School Lunch Program Results Show Why Government Shouldn’t Dictate What Kids Eat
Daren Bakst / Katie Tubb /
Maybe this is crazy, but the number one dietary concern when it comes to school lunches should be that kids actually eat lunch. For all the pep talks from Michelle Obama about her Let’s Move campaign and regulations from the USDA, it seems that this basic concern has been sacrificed for federal top-down policies that dictate every minutiae of what children should eat. This is the same federal government that was pushing Americans to eat a large amount of carbohydrates as part of the 1992 food pyramid. Unlike the pyramid though, the school lunch program isn’t a recommendation.

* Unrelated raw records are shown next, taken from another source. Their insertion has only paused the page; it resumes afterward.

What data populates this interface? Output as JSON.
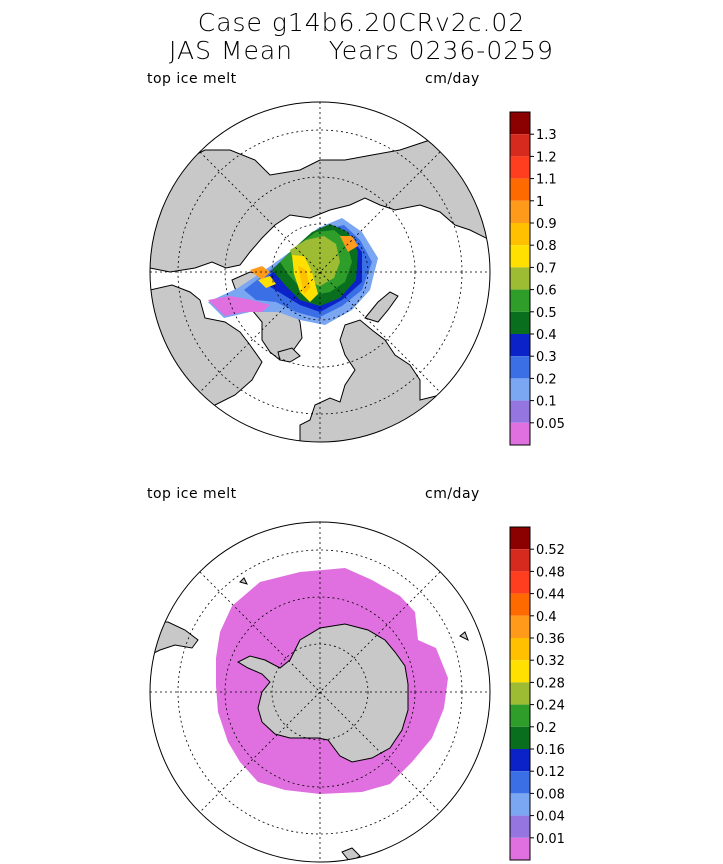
{
  "title": {
    "line1": "Case g14b6.20CRv2c.02",
    "line2": "JAS Mean    Years 0236-0259"
  },
  "panels": [
    {
      "id": "north",
      "field_label": "top ice melt",
      "units_label": "cm/day",
      "colorbar": {
        "labels": [
          "1.3",
          "1.2",
          "1.1",
          "1",
          "0.9",
          "0.8",
          "0.7",
          "0.6",
          "0.5",
          "0.4",
          "0.3",
          "0.2",
          "0.1",
          "0.05"
        ],
        "colors": [
          "#8b0000",
          "#d62a1e",
          "#ff3d1f",
          "#ff6a00",
          "#ff9a1a",
          "#ffc000",
          "#ffe000",
          "#9dbb33",
          "#2e9d2a",
          "#0a6e1f",
          "#0a22c8",
          "#3b6fe6",
          "#7aa6f2",
          "#9575e0",
          "#e070e0"
        ]
      }
    },
    {
      "id": "south",
      "field_label": "top ice melt",
      "units_label": "cm/day",
      "colorbar": {
        "labels": [
          "0.52",
          "0.48",
          "0.44",
          "0.4",
          "0.36",
          "0.32",
          "0.28",
          "0.24",
          "0.2",
          "0.16",
          "0.12",
          "0.08",
          "0.04",
          "0.01"
        ],
        "colors": [
          "#8b0000",
          "#d62a1e",
          "#ff3d1f",
          "#ff6a00",
          "#ff9a1a",
          "#ffc000",
          "#ffe000",
          "#9dbb33",
          "#2e9d2a",
          "#0a6e1f",
          "#0a22c8",
          "#3b6fe6",
          "#7aa6f2",
          "#9575e0",
          "#e070e0"
        ]
      }
    }
  ]
}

The independent Government Accountability Office (GAO) released in February a report on USDA’s changes to the National School Lunch Program for the 2012-2013 school year. These new changes required tighter and more detailed standards on what schools in the program must or cannot serve in order to participate in the program. The USDA is implementing the Healthy, Hunger-Free Kids Act of 2010, which required updated nutrition standards for lunches. These new standards have already led to:
- Decreased student participation: After more than a decade of steadily increasing student participation, the total number of students who ate school lunches dropped by 1.2 million students from the 2010-11 school year to the 2012-13 school year, a decrease of 3.7 percent (Page 15).
- Wasted food: States most frequently cited food waste as a challenge in implementing the USDA’s new requirements for the 2012-13 school year. Foods that students are required to take, particularly fruits and vegetables, are often just thrown away. (Page 25-27) The changes have been so unpopular that in one school district students at a middle school and a high school held a 3-week boycott of school lunch.
- Schools leaving the program: Three hundred and twenty-one School Food Authorities administering school district lunch programs in 42 states left the National School Lunch Program for the 2012-2013 school year. Twenty-seven of these states reported the new requirements were a factor in their decision. (Page 23) If taxpayers are forced to pay $11.6 billion as they did in 2012 for the school lunch program, it should at least be effective and certainly not so problematic that schools believe they are better off leaving the program.
GAO did conclude that the challenges “are expected to improve with the passage of time.” (Page 49). That really isn’t saying much given the scope of the problems. No amount of time is going to fix the inherent flaws of trying to impose extremely costly cookie-cutter standards that ignore the unique needs of students and restrict local school districts from providing healthy choices that will appeal to their students.